> small signal pentodes ... 271V on the plates and 153V on the screens... drop in voltage necessary for the screens my 3rd B+ node is lower 167V than the traditional
With big final tubes running high G2 voltage at significant current it is convenient to put G2 and preamp on the same B+ "highway".
However when you want low Vg2 for small-finals yet still have high preamp voltages, you turn to a split system.
Take preamp off the main +270V through a decoupling and ripple network. Two stages probably pull 2mA. 22K against 20uFd may be enough filtering. 2mA in 22K is 44V drop. You have 225V at preamp, which is far less than the later amps, but not too low for the older Fenders. It would be good to use a little less gain such as 12AY7, and maybe not max-up a hot guitar.
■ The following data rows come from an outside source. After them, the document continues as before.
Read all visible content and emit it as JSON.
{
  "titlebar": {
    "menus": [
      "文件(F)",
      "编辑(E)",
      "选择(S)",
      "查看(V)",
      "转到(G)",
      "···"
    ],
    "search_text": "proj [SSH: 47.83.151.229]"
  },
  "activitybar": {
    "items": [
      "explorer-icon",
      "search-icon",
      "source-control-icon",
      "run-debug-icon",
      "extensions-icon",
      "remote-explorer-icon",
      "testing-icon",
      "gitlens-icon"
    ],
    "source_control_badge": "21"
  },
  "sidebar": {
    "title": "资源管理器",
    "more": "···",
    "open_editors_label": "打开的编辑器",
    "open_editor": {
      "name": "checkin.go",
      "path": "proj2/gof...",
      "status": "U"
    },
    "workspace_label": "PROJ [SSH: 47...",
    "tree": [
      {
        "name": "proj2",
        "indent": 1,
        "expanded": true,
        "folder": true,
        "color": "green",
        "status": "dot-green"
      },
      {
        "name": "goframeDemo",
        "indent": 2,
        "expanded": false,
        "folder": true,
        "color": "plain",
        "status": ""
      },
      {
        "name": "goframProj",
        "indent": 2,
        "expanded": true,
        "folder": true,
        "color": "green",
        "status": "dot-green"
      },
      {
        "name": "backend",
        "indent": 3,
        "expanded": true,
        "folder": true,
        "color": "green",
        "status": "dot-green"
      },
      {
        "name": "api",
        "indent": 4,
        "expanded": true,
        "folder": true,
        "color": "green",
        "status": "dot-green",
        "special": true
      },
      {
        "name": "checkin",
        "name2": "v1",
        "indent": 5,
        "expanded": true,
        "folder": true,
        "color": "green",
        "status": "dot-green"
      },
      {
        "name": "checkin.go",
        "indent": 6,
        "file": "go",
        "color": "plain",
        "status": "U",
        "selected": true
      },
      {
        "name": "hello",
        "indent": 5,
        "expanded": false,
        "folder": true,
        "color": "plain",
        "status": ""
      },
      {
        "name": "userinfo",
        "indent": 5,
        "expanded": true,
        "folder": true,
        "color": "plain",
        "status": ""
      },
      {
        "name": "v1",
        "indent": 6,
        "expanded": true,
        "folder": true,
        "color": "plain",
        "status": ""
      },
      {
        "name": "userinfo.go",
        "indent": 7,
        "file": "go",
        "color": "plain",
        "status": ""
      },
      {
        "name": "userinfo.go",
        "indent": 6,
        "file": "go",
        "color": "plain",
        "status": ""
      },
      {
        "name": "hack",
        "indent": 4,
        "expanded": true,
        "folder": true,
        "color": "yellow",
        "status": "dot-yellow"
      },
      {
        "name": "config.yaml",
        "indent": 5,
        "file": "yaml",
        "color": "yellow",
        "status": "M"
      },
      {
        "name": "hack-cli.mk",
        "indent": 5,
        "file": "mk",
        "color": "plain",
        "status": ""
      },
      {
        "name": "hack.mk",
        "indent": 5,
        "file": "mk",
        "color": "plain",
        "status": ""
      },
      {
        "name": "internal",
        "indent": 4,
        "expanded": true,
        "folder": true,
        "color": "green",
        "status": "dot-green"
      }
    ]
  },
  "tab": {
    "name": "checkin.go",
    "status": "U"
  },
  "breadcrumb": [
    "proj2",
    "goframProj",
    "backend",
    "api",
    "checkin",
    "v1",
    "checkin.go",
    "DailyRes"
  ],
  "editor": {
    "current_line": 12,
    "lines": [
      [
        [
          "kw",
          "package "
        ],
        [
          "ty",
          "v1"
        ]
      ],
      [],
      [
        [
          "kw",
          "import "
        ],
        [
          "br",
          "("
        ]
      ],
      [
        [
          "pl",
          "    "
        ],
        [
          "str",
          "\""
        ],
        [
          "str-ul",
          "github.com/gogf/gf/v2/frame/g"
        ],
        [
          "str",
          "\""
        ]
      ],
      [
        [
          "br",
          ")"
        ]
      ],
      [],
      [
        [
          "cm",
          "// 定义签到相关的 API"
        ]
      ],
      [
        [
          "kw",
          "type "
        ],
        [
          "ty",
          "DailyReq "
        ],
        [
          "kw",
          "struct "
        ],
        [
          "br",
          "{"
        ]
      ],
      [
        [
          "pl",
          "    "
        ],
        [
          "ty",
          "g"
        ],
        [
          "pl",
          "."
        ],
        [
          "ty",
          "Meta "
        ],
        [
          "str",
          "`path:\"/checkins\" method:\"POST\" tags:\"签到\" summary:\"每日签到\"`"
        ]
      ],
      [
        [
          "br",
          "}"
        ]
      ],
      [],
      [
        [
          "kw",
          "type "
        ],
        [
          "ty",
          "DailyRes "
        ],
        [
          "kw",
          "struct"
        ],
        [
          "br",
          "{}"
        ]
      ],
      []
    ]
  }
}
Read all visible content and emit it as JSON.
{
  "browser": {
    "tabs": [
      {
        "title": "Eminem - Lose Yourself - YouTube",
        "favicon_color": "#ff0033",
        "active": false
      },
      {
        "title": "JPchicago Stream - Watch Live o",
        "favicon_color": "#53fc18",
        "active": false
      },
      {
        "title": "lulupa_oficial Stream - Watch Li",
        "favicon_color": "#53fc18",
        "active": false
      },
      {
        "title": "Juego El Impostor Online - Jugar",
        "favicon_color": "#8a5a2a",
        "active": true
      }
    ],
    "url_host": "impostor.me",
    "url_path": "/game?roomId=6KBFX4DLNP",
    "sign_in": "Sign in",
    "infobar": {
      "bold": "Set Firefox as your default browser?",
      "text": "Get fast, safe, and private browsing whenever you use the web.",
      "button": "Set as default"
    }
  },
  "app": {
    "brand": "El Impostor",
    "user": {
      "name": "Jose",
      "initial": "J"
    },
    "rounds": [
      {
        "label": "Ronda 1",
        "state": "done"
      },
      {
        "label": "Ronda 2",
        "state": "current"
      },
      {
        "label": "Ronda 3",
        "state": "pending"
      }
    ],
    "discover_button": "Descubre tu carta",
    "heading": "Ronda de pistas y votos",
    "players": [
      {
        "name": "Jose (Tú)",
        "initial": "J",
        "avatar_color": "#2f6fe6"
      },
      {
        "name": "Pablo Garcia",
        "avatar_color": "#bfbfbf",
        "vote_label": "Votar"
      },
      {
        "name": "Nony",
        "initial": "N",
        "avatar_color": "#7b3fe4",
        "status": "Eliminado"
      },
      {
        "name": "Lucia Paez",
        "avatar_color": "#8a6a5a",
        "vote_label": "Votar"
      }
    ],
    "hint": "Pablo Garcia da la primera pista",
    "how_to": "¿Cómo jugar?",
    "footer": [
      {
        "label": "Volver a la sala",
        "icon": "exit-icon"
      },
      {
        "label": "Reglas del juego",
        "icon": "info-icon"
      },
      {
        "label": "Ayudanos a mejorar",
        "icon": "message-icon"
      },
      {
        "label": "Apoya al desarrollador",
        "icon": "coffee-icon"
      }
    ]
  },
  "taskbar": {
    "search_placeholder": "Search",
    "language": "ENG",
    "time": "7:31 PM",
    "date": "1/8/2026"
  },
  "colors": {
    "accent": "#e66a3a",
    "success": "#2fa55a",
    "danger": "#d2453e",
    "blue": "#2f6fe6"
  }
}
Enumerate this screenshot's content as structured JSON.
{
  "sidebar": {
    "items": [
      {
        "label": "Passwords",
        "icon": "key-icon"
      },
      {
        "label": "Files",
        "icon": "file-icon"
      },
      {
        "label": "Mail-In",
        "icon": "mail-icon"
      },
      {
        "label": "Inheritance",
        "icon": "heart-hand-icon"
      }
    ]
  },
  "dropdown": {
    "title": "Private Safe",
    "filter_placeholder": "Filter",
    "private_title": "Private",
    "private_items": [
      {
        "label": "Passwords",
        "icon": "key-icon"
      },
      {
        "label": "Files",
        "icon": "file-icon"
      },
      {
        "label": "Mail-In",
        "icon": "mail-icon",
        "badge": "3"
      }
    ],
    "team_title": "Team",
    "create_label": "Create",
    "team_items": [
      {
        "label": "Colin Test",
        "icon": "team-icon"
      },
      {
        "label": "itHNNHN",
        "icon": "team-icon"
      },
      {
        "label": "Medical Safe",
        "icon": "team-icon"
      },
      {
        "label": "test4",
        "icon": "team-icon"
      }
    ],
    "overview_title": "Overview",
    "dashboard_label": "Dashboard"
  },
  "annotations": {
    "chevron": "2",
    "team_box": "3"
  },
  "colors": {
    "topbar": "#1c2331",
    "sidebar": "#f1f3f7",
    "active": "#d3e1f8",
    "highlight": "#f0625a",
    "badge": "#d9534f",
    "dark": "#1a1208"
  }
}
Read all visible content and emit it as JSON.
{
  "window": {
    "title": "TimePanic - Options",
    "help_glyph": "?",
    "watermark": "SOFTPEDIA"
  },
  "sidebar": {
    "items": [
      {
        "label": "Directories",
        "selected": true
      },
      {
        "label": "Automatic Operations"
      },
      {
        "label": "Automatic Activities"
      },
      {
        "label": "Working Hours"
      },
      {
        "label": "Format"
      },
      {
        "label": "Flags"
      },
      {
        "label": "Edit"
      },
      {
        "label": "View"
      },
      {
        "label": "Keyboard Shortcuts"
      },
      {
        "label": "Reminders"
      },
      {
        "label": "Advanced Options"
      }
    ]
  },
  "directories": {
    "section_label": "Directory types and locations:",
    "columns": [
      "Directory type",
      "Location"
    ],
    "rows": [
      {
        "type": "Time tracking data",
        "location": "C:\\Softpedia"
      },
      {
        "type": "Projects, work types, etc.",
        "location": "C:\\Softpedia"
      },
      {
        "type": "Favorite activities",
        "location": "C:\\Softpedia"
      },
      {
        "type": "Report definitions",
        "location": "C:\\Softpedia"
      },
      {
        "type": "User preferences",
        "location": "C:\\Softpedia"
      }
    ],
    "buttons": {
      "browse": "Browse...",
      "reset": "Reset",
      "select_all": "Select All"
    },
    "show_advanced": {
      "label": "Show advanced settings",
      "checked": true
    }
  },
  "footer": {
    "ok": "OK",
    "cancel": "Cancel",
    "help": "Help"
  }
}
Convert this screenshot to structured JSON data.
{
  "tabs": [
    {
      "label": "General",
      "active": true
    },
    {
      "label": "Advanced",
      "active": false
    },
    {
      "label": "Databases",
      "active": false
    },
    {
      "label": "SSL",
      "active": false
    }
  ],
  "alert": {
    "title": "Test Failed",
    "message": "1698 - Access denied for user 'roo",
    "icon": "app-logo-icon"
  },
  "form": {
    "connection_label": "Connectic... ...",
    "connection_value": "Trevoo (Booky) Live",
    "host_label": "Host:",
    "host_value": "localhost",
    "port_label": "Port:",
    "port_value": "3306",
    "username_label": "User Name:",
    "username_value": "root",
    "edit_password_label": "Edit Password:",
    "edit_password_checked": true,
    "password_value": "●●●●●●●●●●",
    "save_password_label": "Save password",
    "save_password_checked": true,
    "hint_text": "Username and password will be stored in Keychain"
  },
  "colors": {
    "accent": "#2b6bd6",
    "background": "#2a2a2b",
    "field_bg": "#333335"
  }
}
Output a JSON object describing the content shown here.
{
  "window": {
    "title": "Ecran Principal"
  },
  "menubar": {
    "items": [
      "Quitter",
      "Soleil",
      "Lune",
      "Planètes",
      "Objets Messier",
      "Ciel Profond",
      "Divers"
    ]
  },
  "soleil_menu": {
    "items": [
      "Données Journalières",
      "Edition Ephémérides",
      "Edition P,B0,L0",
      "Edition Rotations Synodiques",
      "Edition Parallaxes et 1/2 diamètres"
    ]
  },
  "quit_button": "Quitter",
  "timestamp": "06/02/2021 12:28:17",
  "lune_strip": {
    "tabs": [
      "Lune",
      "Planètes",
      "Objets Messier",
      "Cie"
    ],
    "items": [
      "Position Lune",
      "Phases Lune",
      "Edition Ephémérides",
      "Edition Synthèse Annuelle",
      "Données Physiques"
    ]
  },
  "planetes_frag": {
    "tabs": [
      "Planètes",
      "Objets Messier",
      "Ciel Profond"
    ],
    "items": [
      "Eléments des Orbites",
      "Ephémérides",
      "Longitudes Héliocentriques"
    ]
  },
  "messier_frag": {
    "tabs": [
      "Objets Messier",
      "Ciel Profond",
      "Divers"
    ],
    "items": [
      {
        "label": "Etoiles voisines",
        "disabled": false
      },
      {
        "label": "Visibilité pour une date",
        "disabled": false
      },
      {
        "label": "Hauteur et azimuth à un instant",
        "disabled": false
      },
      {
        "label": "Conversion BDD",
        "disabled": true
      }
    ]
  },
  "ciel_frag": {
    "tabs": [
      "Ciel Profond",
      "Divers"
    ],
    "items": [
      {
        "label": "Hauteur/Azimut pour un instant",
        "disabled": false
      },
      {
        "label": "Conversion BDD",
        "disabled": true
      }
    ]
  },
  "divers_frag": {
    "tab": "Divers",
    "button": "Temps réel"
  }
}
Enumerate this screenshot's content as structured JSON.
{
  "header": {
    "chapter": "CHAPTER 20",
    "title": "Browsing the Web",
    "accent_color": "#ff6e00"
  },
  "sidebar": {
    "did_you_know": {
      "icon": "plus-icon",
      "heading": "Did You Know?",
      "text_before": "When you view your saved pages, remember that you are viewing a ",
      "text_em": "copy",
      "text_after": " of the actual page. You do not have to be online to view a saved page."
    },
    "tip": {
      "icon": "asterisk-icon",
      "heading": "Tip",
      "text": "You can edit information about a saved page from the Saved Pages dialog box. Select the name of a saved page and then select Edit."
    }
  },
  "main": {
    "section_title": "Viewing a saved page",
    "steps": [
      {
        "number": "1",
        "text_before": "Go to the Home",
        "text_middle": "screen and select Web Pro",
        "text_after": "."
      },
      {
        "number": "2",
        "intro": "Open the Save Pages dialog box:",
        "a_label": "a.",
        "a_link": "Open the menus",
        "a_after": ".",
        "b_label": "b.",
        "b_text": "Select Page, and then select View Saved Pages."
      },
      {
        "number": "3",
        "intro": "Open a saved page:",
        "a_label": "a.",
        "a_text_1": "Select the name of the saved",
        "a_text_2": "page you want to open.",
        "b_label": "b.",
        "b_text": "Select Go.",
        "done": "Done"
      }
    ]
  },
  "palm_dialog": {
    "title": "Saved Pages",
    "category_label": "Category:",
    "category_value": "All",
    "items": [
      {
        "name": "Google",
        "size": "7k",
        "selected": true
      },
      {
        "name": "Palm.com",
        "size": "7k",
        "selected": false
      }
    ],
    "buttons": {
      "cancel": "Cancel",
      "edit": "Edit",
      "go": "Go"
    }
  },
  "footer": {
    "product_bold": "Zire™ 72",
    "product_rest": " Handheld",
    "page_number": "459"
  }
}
To get G2 voltage down where small pentodes need: simple dropper resistor is foiled by the change of G2 current from idle to loud. Use a voltage divider wasting as much current as it delivers to G2 at idle. The idle G2 current may be 1.5mA. We send 3mA into the divider and tap so 1.5mA flows to G2, the excess to ground.
See attached sketch and calculations.
> My concern is that because my preamp voltages are lower the character of the amp will change.
It HAS changed. Final tubes more sensitive and less powerful. Different output iron. Very different acoustic level in the room (which I assume is your intent). Some people run mini-amps with mini-speakers and there's no way it won't be a mini-sound; with a proper full-size (8"-12") cone it's big enuff but not loud enough to "feel" right.
However I think it can be tweaked to a "good" sound. Balance gain and B+ so it loafs on easy pickings, strains on hard picks, and overloads when pushed. Adjust bass mid high screech for good spectral balance.